Meet the Borg family. If any family should be feeling mortgage stress its them.

"$300,000 over 25 years seems like lot but if you work hard, two jobs, long hours, make a few sacrifices in life, it doesn't take that long to pay it off," Sam said.

Sam and Michelle are in their late thirties. They have eight kids under 14 and work 70 hours a week at their small fruit and veg business in Brisbane's northern outskirts.

"No new cars, no new furniture, no new TVs, no internet, no Foxtel, no football games just simple family life. I think a lot of people want to enjoy those things straight away. They want all the fancy stuff all the bells and whistles straight up but we've waited ands now it's our turn," adds Sam.

The Borgs are no different to anyone else. They've been hit by 12 successive interest rate rises, soaring fuel prices and the surging cost of groceries has put pressure on both their business and the family dinner table.

"You've just got to take them as they come if they go up you sacrifice a bit more keep fighting it, don't let them get to you."

With one in every eight Australian home owners expected to face so-called mortgage stress by the end of this year, some families are paying off their homes as fast as others pay off plasma TVs.

"I think there's a heightened expectation of what I have to have. I need the latest Plasma and everything else I think we have to get back to basics here and recognise that sometimes you have to wait a little bit," says Martin North.

Fujitsu Australia's Martin North has studied mortgage stress in depth. He says the impact of interest rate rises has been well overplayed and many home owners were responsible for their own mortgage stress.

"Banks are partly responsible because they always paint this opportunity to get more credit and more credit cards and those things so we have to be a bit more disciplined about the borrowing that we take," says Martin North.

And now Australians are paying more than ever for that overspending as petrol, grocery and energy prices soar, creating what he says is a many-headed beast, not confined to interest rate rises.

"Every time you try and chop one head off another one grows so what we are saying really is in this particular situation mortgage stress is actually driven by many different factors and you can chop the Interest Rate factor off but that won't kill off Mortgage Stress overall," adds Martin North.

Wizard Home Loans' Mark Bouris said many Australians are paying for their past sins.

"Over the past 10 years there has been a culture of overspending which was okay in a low interest rate environment but it a high interest rate environment that culture doesn't work very well," says Mark Bouris.

He says home owners have not already had their situation assessed they should now.

"Things spiral out of control extraordinarily fast and everything that can go wrong will go wrong so you've got to really take a health check right now if you haven't already done it," adds Mark.

And if borrowers are in trouble there is almost always a solution.

"I think the first thing you've got to look at is can I increase my income and I have found a lot of resourceful borrowers have started to rent out rooms or take in foreign n student. Get another job, try and get extra income, wife goes out to work or husband goes out to work and then you have to look at expenses," advises Mark.

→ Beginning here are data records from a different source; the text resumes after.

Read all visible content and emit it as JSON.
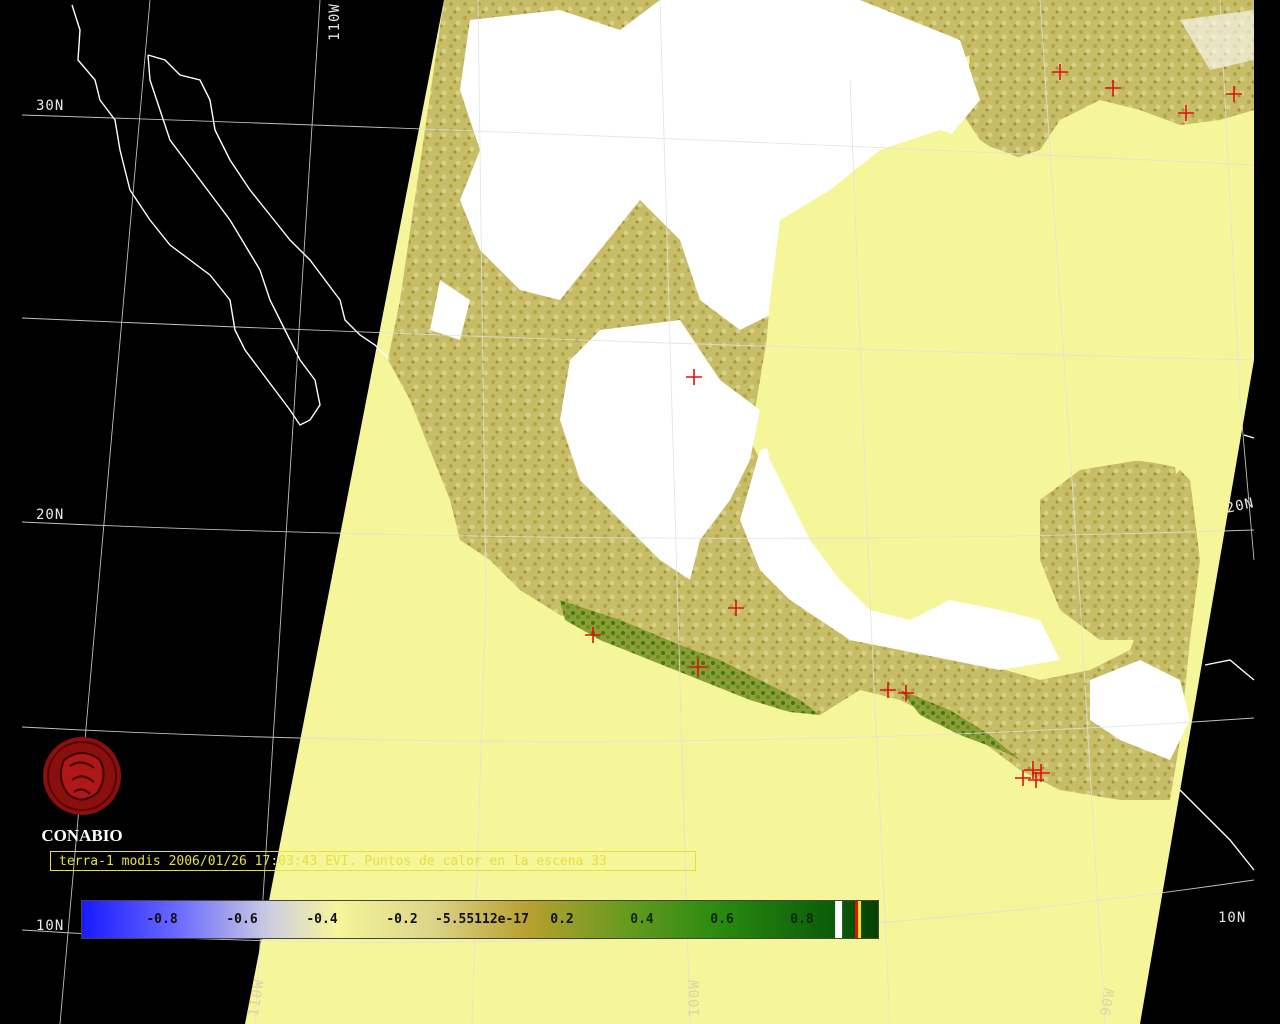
{
  "caption": {
    "text": "terra-1 modis 2006/01/26 17:03:43 EVI. Puntos de calor en la escena 33"
  },
  "logo": {
    "text": "CONABIO"
  },
  "grid_labels": {
    "lat_30n_left": "30N",
    "lat_20n_left": "20N",
    "lat_10n_left": "10N",
    "lat_10n_right": "10N",
    "lat_20n_right": "20N",
    "lon_110w_top": "110W",
    "lon_100w_bottom": "100W",
    "lon_90w_bottom": "90W",
    "lon_120w_bottom": "110W"
  },
  "legend": {
    "ticks": [
      "-0.8",
      "-0.6",
      "-0.4",
      "-0.2",
      "-5.55112e-17",
      "0.2",
      "0.4",
      "0.6",
      "0.8"
    ],
    "range": [
      -1.0,
      1.0
    ],
    "colors": {
      "low": "#1a1aff",
      "mid_low": "#d8d8e8",
      "zero_yellow": "#f5f59a",
      "mid": "#b8a030",
      "high": "#2a8a10",
      "top": "#064006"
    }
  },
  "colors": {
    "ocean_swath": "#f5f59a",
    "background": "#000000",
    "cloud": "#ffffff",
    "coast": "#ffffff",
    "grid": "#e0e0e0",
    "hotspot": "#e01010",
    "caption": "#e7e03a"
  },
  "hotspots_count_label": "33"
}
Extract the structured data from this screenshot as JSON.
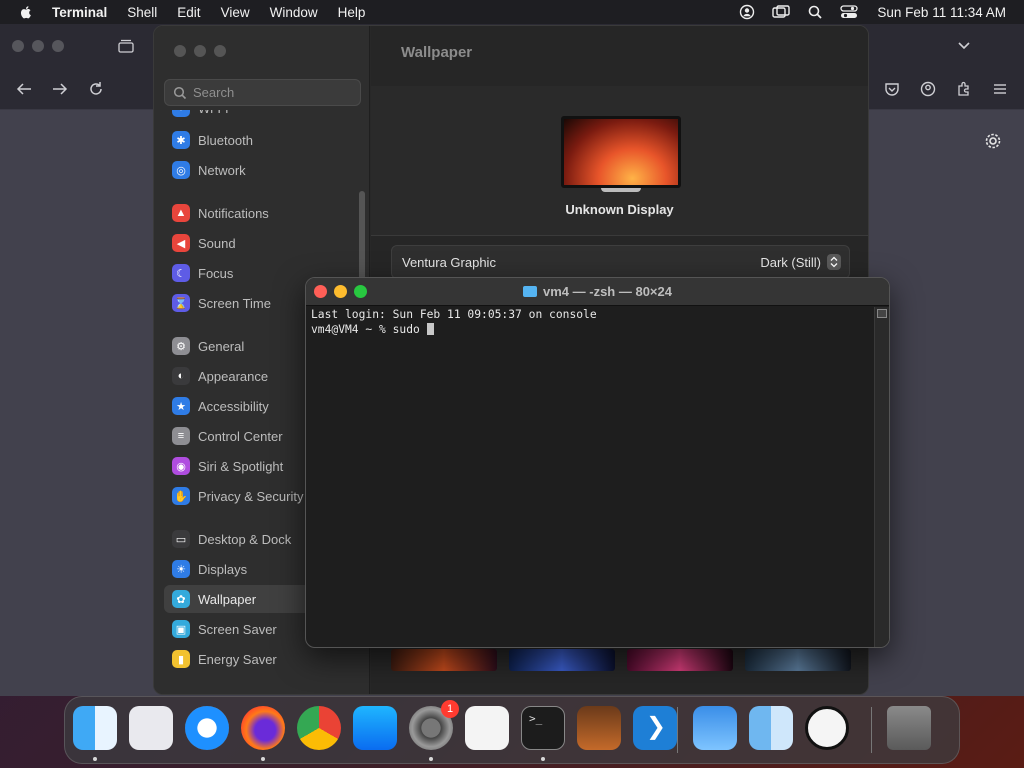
{
  "menubar": {
    "app_name": "Terminal",
    "items": [
      "Shell",
      "Edit",
      "View",
      "Window",
      "Help"
    ],
    "clock": "Sun Feb 11  11:34 AM",
    "status_icons": [
      "user-icon",
      "screen-mirror-icon",
      "search-icon",
      "control-center-icon"
    ]
  },
  "settings": {
    "search_placeholder": "Search",
    "page_title": "Wallpaper",
    "display_name": "Unknown Display",
    "wallpaper_name": "Ventura Graphic",
    "wallpaper_style": "Dark (Still)",
    "sidebar_items": [
      {
        "label": "Wi-Fi",
        "icon": "wifi-icon",
        "color": "#2f7ce6"
      },
      {
        "label": "Bluetooth",
        "icon": "bluetooth-icon",
        "color": "#2f7ce6"
      },
      {
        "label": "Network",
        "icon": "globe-icon",
        "color": "#2f7ce6"
      },
      {
        "label": "Notifications",
        "icon": "bell-icon",
        "color": "#e8453c"
      },
      {
        "label": "Sound",
        "icon": "speaker-icon",
        "color": "#e8453c"
      },
      {
        "label": "Focus",
        "icon": "moon-icon",
        "color": "#5e5ce6"
      },
      {
        "label": "Screen Time",
        "icon": "hourglass-icon",
        "color": "#5e5ce6"
      },
      {
        "label": "General",
        "icon": "gear-icon",
        "color": "#8e8e93"
      },
      {
        "label": "Appearance",
        "icon": "appearance-icon",
        "color": "#3a3a3c"
      },
      {
        "label": "Accessibility",
        "icon": "accessibility-icon",
        "color": "#2f7ce6"
      },
      {
        "label": "Control Center",
        "icon": "control-center-icon",
        "color": "#8e8e93"
      },
      {
        "label": "Siri & Spotlight",
        "icon": "siri-icon",
        "color": "#b04de0"
      },
      {
        "label": "Privacy & Security",
        "icon": "hand-icon",
        "color": "#2f7ce6"
      },
      {
        "label": "Desktop & Dock",
        "icon": "desktop-icon",
        "color": "#3a3a3c"
      },
      {
        "label": "Displays",
        "icon": "displays-icon",
        "color": "#2f7ce6"
      },
      {
        "label": "Wallpaper",
        "icon": "wallpaper-icon",
        "color": "#34aadc"
      },
      {
        "label": "Screen Saver",
        "icon": "screensaver-icon",
        "color": "#34aadc"
      },
      {
        "label": "Energy Saver",
        "icon": "battery-icon",
        "color": "#f2c230"
      }
    ],
    "selected_item": "Wallpaper"
  },
  "terminal": {
    "title": "vm4 — -zsh — 80×24",
    "lines": [
      "Last login: Sun Feb 11 09:05:37 on console",
      "vm4@VM4 ~ % sudo "
    ]
  },
  "dock": {
    "apps": [
      {
        "name": "Finder",
        "icon": "finder-icon",
        "running": true
      },
      {
        "name": "Launchpad",
        "icon": "launchpad-icon",
        "running": false
      },
      {
        "name": "Safari",
        "icon": "safari-icon",
        "running": false
      },
      {
        "name": "Firefox",
        "icon": "firefox-icon",
        "running": true
      },
      {
        "name": "Chrome",
        "icon": "chrome-icon",
        "running": false
      },
      {
        "name": "App Store",
        "icon": "app-store-icon",
        "running": false
      },
      {
        "name": "System Settings",
        "icon": "system-settings-icon",
        "running": true,
        "badge": "1"
      },
      {
        "name": "TextEdit",
        "icon": "textedit-icon",
        "running": false
      },
      {
        "name": "Terminal",
        "icon": "terminal-icon",
        "running": true
      },
      {
        "name": "GarageBand",
        "icon": "garageband-icon",
        "running": false
      },
      {
        "name": "Visual Studio Code",
        "icon": "vscode-icon",
        "running": false
      },
      {
        "name": "Weather",
        "icon": "weather-icon",
        "running": false
      },
      {
        "name": "Finder",
        "icon": "finder-icon",
        "running": false
      },
      {
        "name": "Clock",
        "icon": "clock-icon",
        "running": false
      },
      {
        "name": "Trash",
        "icon": "trash-icon",
        "running": false
      }
    ]
  }
}
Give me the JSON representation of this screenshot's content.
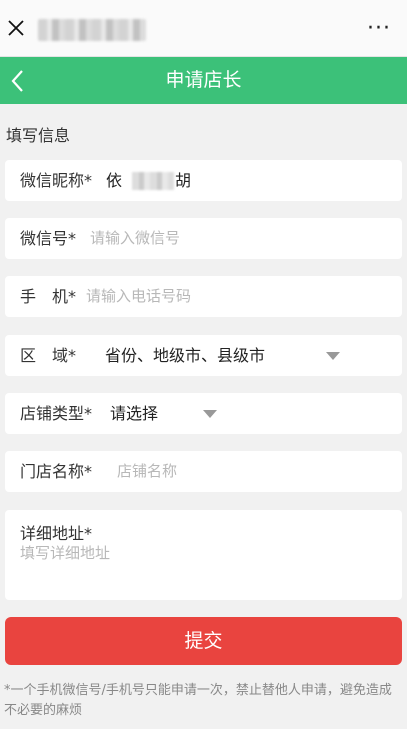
{
  "topbar": {
    "close_icon": "close-icon",
    "more_icon": "more-icon",
    "more_label": "···"
  },
  "header": {
    "title": "申请店长",
    "back_icon": "chevron-left-icon",
    "color": "#3cc179"
  },
  "section": {
    "title": "填写信息"
  },
  "form": {
    "wechat_nick": {
      "label": "微信昵称*",
      "value_start": "依",
      "value_end": "胡"
    },
    "wechat_id": {
      "label": "微信号*",
      "placeholder": "请输入微信号"
    },
    "phone": {
      "label": "手　机*",
      "placeholder": "请输入电话号码"
    },
    "region": {
      "label": "区　域*",
      "value": "省份、地级市、县级市"
    },
    "shop_type": {
      "label": "店铺类型*",
      "value": "请选择"
    },
    "shop_name": {
      "label": "门店名称*",
      "placeholder": "店铺名称"
    },
    "address": {
      "label": "详细地址*",
      "placeholder": "填写详细地址"
    }
  },
  "submit": {
    "label": "提交",
    "color": "#e9443f"
  },
  "footnote": "*一个手机微信号/手机号只能申请一次，禁止替他人申请，避免造成不必要的麻烦"
}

With record numbers of Australians this year expected to have their homes repossessed or sell up before the bank does, the Borgs say the answer is to go without now and reap the benefits later.

"It's the best feeling not having to answer to the bank anymore…its awesome we love it" says Sam. "They've had a good, life we've had a good life, we don't regret anything we've done but we're really gonna start enjoying our lives right now."